We will also be featuring on the video screen Vortmittagspuk (Ghosts Before Breakfast) by Hans Richter, running on a loop from 7 pm to midnight. Ghosts Before Breakfast is a German Dadaist animated short silent experimental avant-garde film. As much of a mouth-full as that sentence was, it not only describes but is also written in the style of this fantastical, film collage hodge-podge. The basic plot line, if you can call it that, is a suburban morning tea that has been infringed upon by four bowler hat-wearing ghosts. What ensues is a surreal merging of real world and a world of fantasy.
This piece is especially fitting for Trick or Treating.
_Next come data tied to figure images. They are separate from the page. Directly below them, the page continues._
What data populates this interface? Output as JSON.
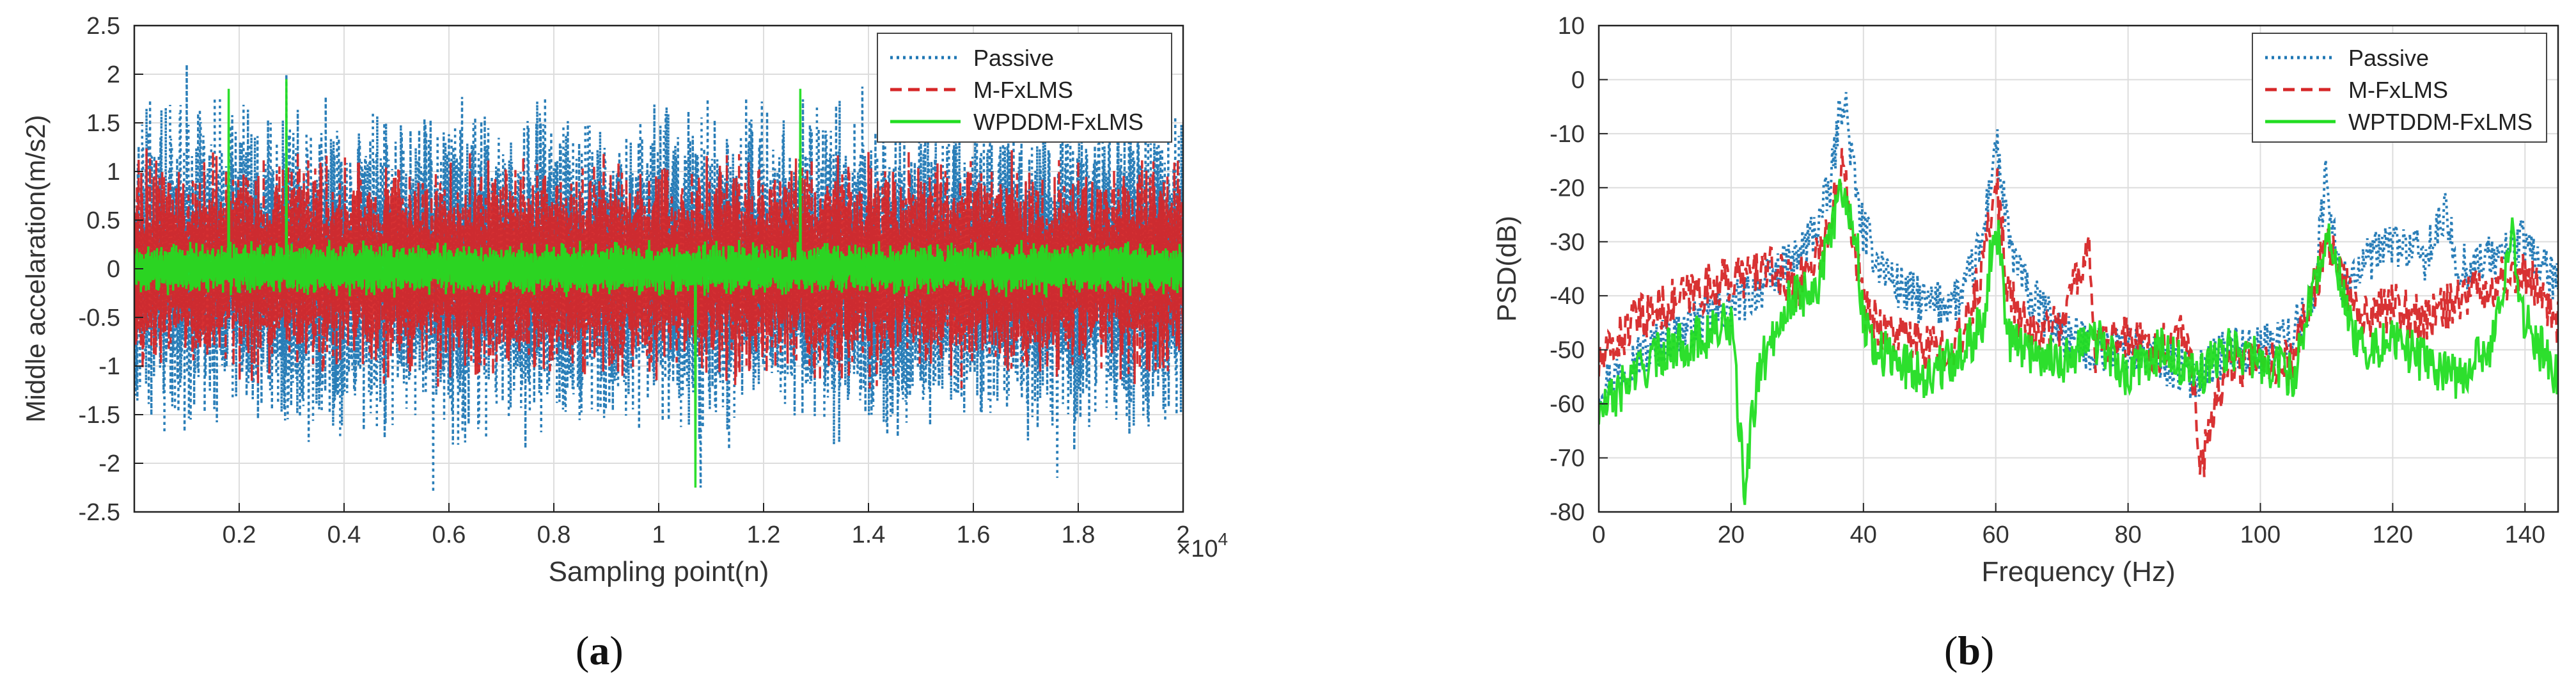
{
  "chart_data": [
    {
      "panel": "(a)",
      "panel_letter": "a",
      "type": "line",
      "title": "",
      "xlabel": "Sampling point(n)",
      "ylabel": "Middle accelaration(m/s2)",
      "x_exponent_label": "×10",
      "x_exponent_power": "4",
      "xlim": [
        0,
        2
      ],
      "ylim": [
        -2.5,
        2.5
      ],
      "xticks": [
        0.2,
        0.4,
        0.6,
        0.8,
        1,
        1.2,
        1.4,
        1.6,
        1.8,
        2
      ],
      "xtick_labels": [
        "0.2",
        "0.4",
        "0.6",
        "0.8",
        "1",
        "1.2",
        "1.4",
        "1.6",
        "1.8",
        "2"
      ],
      "yticks": [
        -2.5,
        -2,
        -1.5,
        -1,
        -0.5,
        0,
        0.5,
        1,
        1.5,
        2,
        2.5
      ],
      "ytick_labels": [
        "-2.5",
        "-2",
        "-1.5",
        "-1",
        "-0.5",
        "0",
        "0.5",
        "1",
        "1.5",
        "2",
        "2.5"
      ],
      "grid": true,
      "legend_position": "top-right",
      "series": [
        {
          "name": "Passive",
          "color": "#1f77b4",
          "style": "dotted",
          "amplitude": 1.9,
          "peaks": [
            [
              0.1,
              2.1
            ],
            [
              0.29,
              2.0
            ],
            [
              0.57,
              -2.3
            ],
            [
              1.08,
              -2.25
            ],
            [
              1.76,
              -2.15
            ]
          ]
        },
        {
          "name": "M-FxLMS",
          "color": "#d62728",
          "style": "dashed",
          "amplitude": 1.25,
          "peaks": [
            [
              0.64,
              1.2
            ],
            [
              1.4,
              1.2
            ]
          ]
        },
        {
          "name": "WPDDM-FxLMS",
          "color": "#22dd22",
          "style": "solid",
          "amplitude": 0.3,
          "peaks": [
            [
              0.18,
              1.85
            ],
            [
              0.29,
              1.95
            ],
            [
              1.07,
              -2.25
            ],
            [
              1.27,
              1.85
            ]
          ]
        }
      ]
    },
    {
      "panel": "(b)",
      "panel_letter": "b",
      "type": "line",
      "title": "",
      "xlabel": "Frequency (Hz)",
      "ylabel": "PSD(dB)",
      "xlim": [
        0,
        145
      ],
      "ylim": [
        -80,
        10
      ],
      "xticks": [
        0,
        20,
        40,
        60,
        80,
        100,
        120,
        140
      ],
      "xtick_labels": [
        "0",
        "20",
        "40",
        "60",
        "80",
        "100",
        "120",
        "140"
      ],
      "yticks": [
        -80,
        -70,
        -60,
        -50,
        -40,
        -30,
        -20,
        -10,
        0,
        10
      ],
      "ytick_labels": [
        "-80",
        "-70",
        "-60",
        "-50",
        "-40",
        "-30",
        "-20",
        "-10",
        "0",
        "10"
      ],
      "grid": true,
      "legend_position": "top-right",
      "series": [
        {
          "name": "Passive",
          "color": "#1f77b4",
          "style": "dotted",
          "x": [
            0,
            5,
            10,
            15,
            20,
            25,
            30,
            33,
            35,
            36,
            37,
            38,
            39,
            40,
            42,
            45,
            50,
            55,
            58,
            60,
            62,
            65,
            70,
            75,
            80,
            85,
            90,
            95,
            100,
            105,
            108,
            110,
            112,
            115,
            120,
            125,
            128,
            130,
            135,
            140,
            145
          ],
          "y": [
            -57,
            -52,
            -48,
            -45,
            -42,
            -38,
            -33,
            -27,
            -20,
            -10,
            -2,
            -12,
            -22,
            -28,
            -33,
            -38,
            -42,
            -40,
            -30,
            -11,
            -30,
            -40,
            -47,
            -50,
            -50,
            -52,
            -55,
            -50,
            -50,
            -47,
            -40,
            -17,
            -38,
            -35,
            -30,
            -33,
            -25,
            -35,
            -33,
            -30,
            -38
          ]
        },
        {
          "name": "M-FxLMS",
          "color": "#d62728",
          "style": "dashed",
          "x": [
            0,
            5,
            10,
            15,
            20,
            25,
            30,
            33,
            35,
            36,
            37,
            38,
            39,
            40,
            42,
            45,
            50,
            55,
            58,
            60,
            62,
            65,
            70,
            74,
            75,
            80,
            85,
            88,
            90,
            91,
            95,
            100,
            105,
            110,
            115,
            120,
            125,
            130,
            135,
            140,
            145
          ],
          "y": [
            -53,
            -45,
            -42,
            -39,
            -37,
            -35,
            -38,
            -32,
            -28,
            -20,
            -12,
            -25,
            -33,
            -42,
            -45,
            -47,
            -50,
            -48,
            -35,
            -18,
            -40,
            -47,
            -45,
            -30,
            -50,
            -48,
            -50,
            -45,
            -55,
            -72,
            -52,
            -53,
            -52,
            -30,
            -45,
            -42,
            -45,
            -40,
            -38,
            -35,
            -45
          ]
        },
        {
          "name": "WPTDDM-FxLMS",
          "color": "#22dd22",
          "style": "solid",
          "x": [
            0,
            5,
            10,
            15,
            20,
            22,
            24,
            28,
            30,
            33,
            35,
            36,
            37,
            38,
            39,
            40,
            42,
            45,
            50,
            55,
            58,
            60,
            62,
            65,
            70,
            75,
            80,
            85,
            90,
            95,
            100,
            105,
            110,
            115,
            120,
            125,
            130,
            135,
            138,
            140,
            145
          ],
          "y": [
            -62,
            -55,
            -50,
            -48,
            -45,
            -76,
            -55,
            -42,
            -40,
            -38,
            -30,
            -22,
            -20,
            -25,
            -30,
            -45,
            -50,
            -52,
            -55,
            -50,
            -45,
            -25,
            -48,
            -50,
            -52,
            -48,
            -55,
            -50,
            -55,
            -50,
            -52,
            -55,
            -28,
            -50,
            -48,
            -52,
            -55,
            -50,
            -28,
            -45,
            -55
          ]
        }
      ]
    }
  ]
}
Richter employs a variety of “trick photography” techniques, experimenting with the limits and possibilities of camera and film to emphasize fantasy: scenes placed on top of one another, overlapping and layering to create a new dimensional reality; fast motion and slow motion to skew your sense of time lapse; reverse film play (water going back into a hose); and contrasting positive and negative film impression to show the dichotomy between the “real world” and “fantasy world.”
Richter’s “treat” is the invitation to the world of fantasy he has created. The scenes change faster than you can mentally comprehend what you’ve just seen. Richter’s work and Dadaism have been analyized in an art historical context for longer than I have been alive. One can certainly discuss how this piece challenged the art standards of its time until they are blue in the face, but for me the enjoyment of this film is that you really don’t need to think at all about it- just enjoy it. “It gives the audience a chance to release nervous tension when witnessing these abstractions shown through images.”
For me, another “treat” provided by this film is the opportunity to watch all the different variations on YouTube. Written by Paul Hindemith, the original soundtrack was destroyed during the Nazis degenerate art purge. A variety of audio tracks have since been placed as soundtrack for the film, as well as new works of music created specifically for the piece by artists such as The Real Tuesday Weld. My personal favorite is a version by People Like Us & Ergo Phizmiz.